20101021

WHICH IS MORE THAN I CAN SAY ABOUT SOME PEOPLE

Since megavideo is all "You've watched 72 minutes, please wait 54 minutes or sign up" so I can't watch The City for an hour, I've decided to finally post a list of some of the books I've bought since moving to London (won't mention the ones from the post back in August);

Margaret Atwood - The tent
Margaret Atwood - Surfacing
Joyce Carol Oates - Rape a love story
Doris Lessing - The diaries of Jane Somers
Marilyn French - The women's room
Sylvia Plath - Ariel
Richard Yates - The easter parade
Richard Yates - Young hearts crying
Iain Banks - The wasp factory
Hannah Arendt - Eichmann in Jerusalem (a report on the banality of evil)
Michael Chabon - Wonder boys
Michael Ende - The neverending story
A.S. Byatt - The Oxford book of English short stories
Sebastian Faulks - Charlotte Gray
Laurence Rees - Auschwitz
Laurence Rees - The Nazis
George Orwell - Why I write
Kazuo Ishiguro - Never let me go

Bought some of these for school, but will keep them regardless (for background: dropped out of uni.
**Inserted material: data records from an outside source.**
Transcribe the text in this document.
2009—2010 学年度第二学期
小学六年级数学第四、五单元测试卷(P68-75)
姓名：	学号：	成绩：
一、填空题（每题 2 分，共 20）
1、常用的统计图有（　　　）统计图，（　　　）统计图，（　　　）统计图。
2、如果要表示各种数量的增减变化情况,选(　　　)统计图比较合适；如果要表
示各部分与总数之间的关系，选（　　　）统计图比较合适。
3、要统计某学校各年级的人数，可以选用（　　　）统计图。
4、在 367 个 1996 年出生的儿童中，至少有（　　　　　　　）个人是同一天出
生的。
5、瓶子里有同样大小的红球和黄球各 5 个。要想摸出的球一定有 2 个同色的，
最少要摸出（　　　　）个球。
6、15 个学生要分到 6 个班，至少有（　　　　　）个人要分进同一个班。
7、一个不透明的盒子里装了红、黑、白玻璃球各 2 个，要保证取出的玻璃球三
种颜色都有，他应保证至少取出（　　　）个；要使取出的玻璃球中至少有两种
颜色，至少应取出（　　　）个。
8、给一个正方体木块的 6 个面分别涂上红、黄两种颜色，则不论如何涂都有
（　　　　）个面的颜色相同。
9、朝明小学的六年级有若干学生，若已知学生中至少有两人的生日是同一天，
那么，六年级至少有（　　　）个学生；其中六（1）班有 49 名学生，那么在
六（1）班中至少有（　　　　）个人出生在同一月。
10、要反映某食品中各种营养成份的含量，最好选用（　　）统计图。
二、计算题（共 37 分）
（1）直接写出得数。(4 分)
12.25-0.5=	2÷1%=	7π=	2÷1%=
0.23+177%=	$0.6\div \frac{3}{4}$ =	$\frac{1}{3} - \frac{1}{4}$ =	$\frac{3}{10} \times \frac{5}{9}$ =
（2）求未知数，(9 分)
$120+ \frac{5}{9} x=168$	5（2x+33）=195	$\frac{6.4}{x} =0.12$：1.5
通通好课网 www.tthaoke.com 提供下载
Cue Grease song, "no graduation day for you!") Anyway, I will incorporate those books into my own collection. Books that did not make the cut: Pride and prejudice and Trainspotting. God, I hate those books. Anyway, for some reason I haven't been reading as much as I normally do since moving here. Makes me feel lost. Have read Bodily harm by Margaret Atwood, The tent by the same author, Rape a love story and The falls by Oates, Auschwitz by Laurence Rees and a lot of the short stories from the Lorrie Moore book. Reading Ishiguro's Never let me go now; it's good but so different from what I usually go for. Feel like I wanna read some Joan Didion but, to my great shock and surprise, can't find any of her books at Waterstones. Sad.